For consumers, Kathleen offers practical advice: be cautious of unsolicited messages and avoid engaging with unknown contacts. Businesses, on the other hand, need to adopt a multi-layered approach to fraud prevention, utilizing advanced AI tools to stay ahead of these threats.

We also touch on the importance of vigilance in human resources, especially as the likelihood of encountering fake applications increases. Despite the challenges posed by AI in fraud, Kathleen emphasizes the positive innovations it brings, such as enhanced convenience and efficiency for both consumers and businesses.

The Rise of Tokenized Assets: Insights from WisdomTree’s Will Peck

Will Peck, Head of Digital Assets for WisdomTree, joins Remy to discuss the rapidly evolving landscape of tokenized real-world assets, which has now surpassed $26 billion, excluding stablecoins.

We discuss the SEC’s recent guidance on tokenized securities, which clarifies the different categories of these assets and emphasizes a technology-neutral regulatory approach. Will highlights the significance of WisdomTree’s recent SEC approval for their tokenized money market fund, allowing for 24/7 trading and instant settlement. This is a game-changer, as it enables businesses to manage treasury operations more efficiently, particularly when using stablecoins.

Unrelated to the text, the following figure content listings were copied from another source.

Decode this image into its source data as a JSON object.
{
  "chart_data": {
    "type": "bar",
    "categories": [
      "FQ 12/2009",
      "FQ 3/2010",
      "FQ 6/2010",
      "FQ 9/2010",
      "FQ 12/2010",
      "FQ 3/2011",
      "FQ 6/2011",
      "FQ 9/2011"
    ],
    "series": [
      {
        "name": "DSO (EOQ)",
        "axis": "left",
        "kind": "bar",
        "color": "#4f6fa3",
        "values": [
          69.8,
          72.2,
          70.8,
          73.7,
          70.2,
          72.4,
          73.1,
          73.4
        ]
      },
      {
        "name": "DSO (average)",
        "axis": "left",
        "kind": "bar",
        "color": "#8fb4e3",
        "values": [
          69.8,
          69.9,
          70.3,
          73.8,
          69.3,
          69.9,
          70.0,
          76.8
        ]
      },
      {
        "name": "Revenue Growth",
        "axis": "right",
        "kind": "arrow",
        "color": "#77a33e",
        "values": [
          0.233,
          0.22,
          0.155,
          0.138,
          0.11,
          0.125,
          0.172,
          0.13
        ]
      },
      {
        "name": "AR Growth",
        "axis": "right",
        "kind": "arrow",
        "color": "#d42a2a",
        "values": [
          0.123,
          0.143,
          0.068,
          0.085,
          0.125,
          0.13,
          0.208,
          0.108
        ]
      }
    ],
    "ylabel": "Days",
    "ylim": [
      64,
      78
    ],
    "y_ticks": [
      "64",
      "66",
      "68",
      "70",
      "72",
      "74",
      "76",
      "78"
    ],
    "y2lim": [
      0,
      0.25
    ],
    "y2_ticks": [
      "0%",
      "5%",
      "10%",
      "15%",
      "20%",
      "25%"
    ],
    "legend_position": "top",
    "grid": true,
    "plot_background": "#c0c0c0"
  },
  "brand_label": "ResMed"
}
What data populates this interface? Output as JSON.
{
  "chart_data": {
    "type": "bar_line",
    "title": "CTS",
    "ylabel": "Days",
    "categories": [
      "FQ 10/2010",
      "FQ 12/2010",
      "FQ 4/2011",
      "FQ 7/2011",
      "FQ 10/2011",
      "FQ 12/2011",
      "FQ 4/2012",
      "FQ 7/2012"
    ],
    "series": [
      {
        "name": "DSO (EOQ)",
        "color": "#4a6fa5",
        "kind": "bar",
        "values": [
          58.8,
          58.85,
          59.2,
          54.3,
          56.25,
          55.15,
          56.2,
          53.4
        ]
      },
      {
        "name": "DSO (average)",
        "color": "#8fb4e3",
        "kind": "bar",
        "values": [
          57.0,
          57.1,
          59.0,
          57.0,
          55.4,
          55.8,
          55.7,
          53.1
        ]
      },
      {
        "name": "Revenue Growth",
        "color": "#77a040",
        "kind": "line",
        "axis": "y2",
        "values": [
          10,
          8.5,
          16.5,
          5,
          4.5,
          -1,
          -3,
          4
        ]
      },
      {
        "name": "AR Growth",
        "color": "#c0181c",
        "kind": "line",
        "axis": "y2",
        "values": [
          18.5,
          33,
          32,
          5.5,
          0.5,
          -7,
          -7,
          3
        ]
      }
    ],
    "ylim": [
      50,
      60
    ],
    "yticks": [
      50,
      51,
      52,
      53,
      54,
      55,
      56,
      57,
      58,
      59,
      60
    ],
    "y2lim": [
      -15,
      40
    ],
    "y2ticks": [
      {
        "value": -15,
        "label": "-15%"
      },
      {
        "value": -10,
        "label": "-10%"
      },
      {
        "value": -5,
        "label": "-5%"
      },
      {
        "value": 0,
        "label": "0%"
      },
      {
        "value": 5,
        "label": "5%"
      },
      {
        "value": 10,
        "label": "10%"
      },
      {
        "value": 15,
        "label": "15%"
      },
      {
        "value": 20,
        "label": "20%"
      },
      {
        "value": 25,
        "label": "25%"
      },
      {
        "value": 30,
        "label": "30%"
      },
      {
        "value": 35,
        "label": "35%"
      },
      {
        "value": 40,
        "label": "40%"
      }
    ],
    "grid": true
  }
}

We also explore the surge of interest in on-chain financial services following the passage of the Genius Act, which has prompted both traditional financial institutions and startups to innovate in this space. Will provides insights into the current market dynamics of cryptocurrencies, noting the challenges in predicting short-term price movements while acknowledging Bitcoin’s long-term performance.

Finally, we touch on the implications of ongoing tokenization announcements from U.S. exchanges and what that means for investors. Will emphasizes that while tokenized assets may not yet cater to the average retail investor, they are paving the way for a new community seeking enhanced financial services on-chain.

Market Volatility: Navigating Oil Prices and Economic Uncertainty

Walter Todd, CIO of Greenwood Capital, joins Remy Blaire to delve into the current state of the markets, focusing on the significant volatility witnessed recently, particularly in oil prices and the broader economic landscape. With futures indicating a lower open and the Nasdaq hovering around the flat line, we discuss the dramatic 1100-point intraday reversal in the Dow and the cooling of the VIX.

We explore the implications of the recent employment report, which showed a pullback in nonfarm payrolls, and how this affects monetary policy and the Federal Reserve’s dual mandate of managing inflation and labor market stability.

We also touch on sector performance, noting the rebound in software stocks despite concerns over AI disruption. Walter provides his perspective on the private credit market, highlighting the liquidity issues faced by major firms like BlackRock and the potential warning signs for investors.

As we look ahead to Q1 2026, Walter reflects on the expected volatility in the markets, particularly as we approach the midterm elections. We conclude with a discussion on diversification strategies in the current environment, emphasizing the importance of being nimble and opportunistic amidst the market fluctuations.